External (unmanaged) table
A table pointing at data in a location you manage; dropping it leaves the files in place.
Time travel
Querying a previous version of a Delta table by version number or timestamp.
Medallion architecture
The bronze → silver → gold layering: raw, then cleaned/conformed, then business-level data.
Auto Loader
Incremental ingestion of new files from cloud storage (the cloudFiles source).
Structured Streaming
Spark's engine for incremental, continuous processing of data as it arrives.
Lakeflow Declarative Pipelines (DLT)
The declarative pipeline framework (formerly Delta Live Tables) that builds and maintains tables for you.
Expectations
Data-quality rules in a declarative pipeline that validate, drop or fail rows that break them.

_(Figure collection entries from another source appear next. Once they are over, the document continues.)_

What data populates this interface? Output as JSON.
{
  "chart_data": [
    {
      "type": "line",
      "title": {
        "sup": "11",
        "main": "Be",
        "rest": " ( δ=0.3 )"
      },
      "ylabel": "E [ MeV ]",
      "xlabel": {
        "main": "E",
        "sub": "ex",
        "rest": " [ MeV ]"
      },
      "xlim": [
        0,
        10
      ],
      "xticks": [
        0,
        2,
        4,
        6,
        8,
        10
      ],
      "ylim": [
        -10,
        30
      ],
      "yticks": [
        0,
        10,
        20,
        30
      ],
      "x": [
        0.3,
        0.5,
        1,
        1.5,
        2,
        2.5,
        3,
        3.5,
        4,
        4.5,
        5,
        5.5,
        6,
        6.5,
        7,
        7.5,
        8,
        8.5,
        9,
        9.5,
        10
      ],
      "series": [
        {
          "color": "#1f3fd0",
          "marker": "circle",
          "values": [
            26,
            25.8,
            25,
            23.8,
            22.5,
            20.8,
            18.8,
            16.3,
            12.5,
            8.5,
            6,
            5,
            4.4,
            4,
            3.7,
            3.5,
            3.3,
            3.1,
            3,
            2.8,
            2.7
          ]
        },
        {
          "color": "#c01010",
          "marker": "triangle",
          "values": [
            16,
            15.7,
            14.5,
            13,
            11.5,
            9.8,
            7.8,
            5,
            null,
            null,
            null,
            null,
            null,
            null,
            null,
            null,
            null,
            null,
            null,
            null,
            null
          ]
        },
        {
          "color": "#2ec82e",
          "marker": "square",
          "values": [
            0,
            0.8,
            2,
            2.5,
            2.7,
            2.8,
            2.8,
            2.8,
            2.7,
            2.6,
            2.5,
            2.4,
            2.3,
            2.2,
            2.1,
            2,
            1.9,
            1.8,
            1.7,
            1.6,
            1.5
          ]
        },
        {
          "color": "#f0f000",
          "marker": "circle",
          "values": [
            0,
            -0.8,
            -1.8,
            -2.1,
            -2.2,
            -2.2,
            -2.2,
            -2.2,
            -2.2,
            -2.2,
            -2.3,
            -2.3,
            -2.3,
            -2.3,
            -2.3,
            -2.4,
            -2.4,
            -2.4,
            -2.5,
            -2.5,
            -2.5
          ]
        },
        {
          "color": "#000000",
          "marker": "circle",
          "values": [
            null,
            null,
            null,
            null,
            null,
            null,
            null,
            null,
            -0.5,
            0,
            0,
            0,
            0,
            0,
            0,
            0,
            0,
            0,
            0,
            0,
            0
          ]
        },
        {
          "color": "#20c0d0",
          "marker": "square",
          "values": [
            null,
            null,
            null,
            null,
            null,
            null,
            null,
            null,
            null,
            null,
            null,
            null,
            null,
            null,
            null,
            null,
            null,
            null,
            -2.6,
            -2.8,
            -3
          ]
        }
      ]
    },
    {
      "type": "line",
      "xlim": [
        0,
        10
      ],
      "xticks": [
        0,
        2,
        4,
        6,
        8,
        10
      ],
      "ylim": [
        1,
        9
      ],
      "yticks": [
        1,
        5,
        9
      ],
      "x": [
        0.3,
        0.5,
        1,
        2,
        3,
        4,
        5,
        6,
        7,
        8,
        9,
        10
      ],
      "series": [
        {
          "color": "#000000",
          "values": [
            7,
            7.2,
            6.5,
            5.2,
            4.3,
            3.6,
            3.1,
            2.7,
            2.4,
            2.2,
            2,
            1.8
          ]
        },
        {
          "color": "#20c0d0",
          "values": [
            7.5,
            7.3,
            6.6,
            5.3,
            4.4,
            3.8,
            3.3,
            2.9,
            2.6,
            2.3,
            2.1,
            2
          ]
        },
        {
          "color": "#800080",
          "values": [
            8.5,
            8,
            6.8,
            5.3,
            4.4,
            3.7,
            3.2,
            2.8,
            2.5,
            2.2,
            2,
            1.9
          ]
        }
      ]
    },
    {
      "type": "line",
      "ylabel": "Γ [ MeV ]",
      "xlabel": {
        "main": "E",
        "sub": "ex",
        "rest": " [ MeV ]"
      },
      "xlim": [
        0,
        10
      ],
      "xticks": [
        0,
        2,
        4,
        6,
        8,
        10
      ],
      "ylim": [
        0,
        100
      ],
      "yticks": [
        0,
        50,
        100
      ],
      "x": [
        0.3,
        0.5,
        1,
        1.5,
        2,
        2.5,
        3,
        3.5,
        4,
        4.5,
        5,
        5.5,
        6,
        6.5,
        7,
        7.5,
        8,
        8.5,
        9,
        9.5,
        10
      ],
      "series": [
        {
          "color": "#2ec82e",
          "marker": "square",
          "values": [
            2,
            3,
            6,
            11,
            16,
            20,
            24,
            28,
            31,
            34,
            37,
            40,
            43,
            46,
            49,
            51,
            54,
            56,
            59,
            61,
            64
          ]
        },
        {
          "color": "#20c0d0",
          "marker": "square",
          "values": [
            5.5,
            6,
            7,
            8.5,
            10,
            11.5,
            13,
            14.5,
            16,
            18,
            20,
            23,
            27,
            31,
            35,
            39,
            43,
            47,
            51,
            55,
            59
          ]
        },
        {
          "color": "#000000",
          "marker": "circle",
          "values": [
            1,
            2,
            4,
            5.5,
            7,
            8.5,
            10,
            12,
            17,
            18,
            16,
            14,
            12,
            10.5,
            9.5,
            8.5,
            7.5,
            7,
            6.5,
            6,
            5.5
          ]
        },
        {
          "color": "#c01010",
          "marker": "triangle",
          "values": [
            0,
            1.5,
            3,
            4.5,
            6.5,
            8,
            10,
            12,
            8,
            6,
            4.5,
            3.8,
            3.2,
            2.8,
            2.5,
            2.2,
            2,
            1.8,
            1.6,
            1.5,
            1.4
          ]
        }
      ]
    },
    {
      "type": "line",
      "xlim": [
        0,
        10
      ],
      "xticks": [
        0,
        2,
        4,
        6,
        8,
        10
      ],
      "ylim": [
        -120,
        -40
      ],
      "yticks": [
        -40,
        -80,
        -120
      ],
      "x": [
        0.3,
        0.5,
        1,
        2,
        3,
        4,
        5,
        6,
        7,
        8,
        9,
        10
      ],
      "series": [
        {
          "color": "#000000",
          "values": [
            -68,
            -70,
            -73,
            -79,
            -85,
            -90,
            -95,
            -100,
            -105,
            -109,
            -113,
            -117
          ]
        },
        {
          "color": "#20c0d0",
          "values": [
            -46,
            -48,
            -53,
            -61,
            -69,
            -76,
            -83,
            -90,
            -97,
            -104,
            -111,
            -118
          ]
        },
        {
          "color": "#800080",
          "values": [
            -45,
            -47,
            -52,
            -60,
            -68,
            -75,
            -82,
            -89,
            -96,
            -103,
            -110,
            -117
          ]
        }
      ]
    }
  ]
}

Databricks Jobs / Workflows
The orchestration tool that schedules and runs tasks (notebooks, pipelines, scripts) on a timetable or trigger.
Unity Catalog
The governance layer: a catalog.schema.table namespace with central permissions and lineage.
Catalog
The top level of the Unity Catalog namespace, containing schemas.
Schema (database)
A grouping of tables and views within a catalog.
Partitioning
Splitting a table's files by a column's values to speed up some queries.
Lineage
The tracked flow of data from source to table to dashboard, surfaced by Unity Catalog.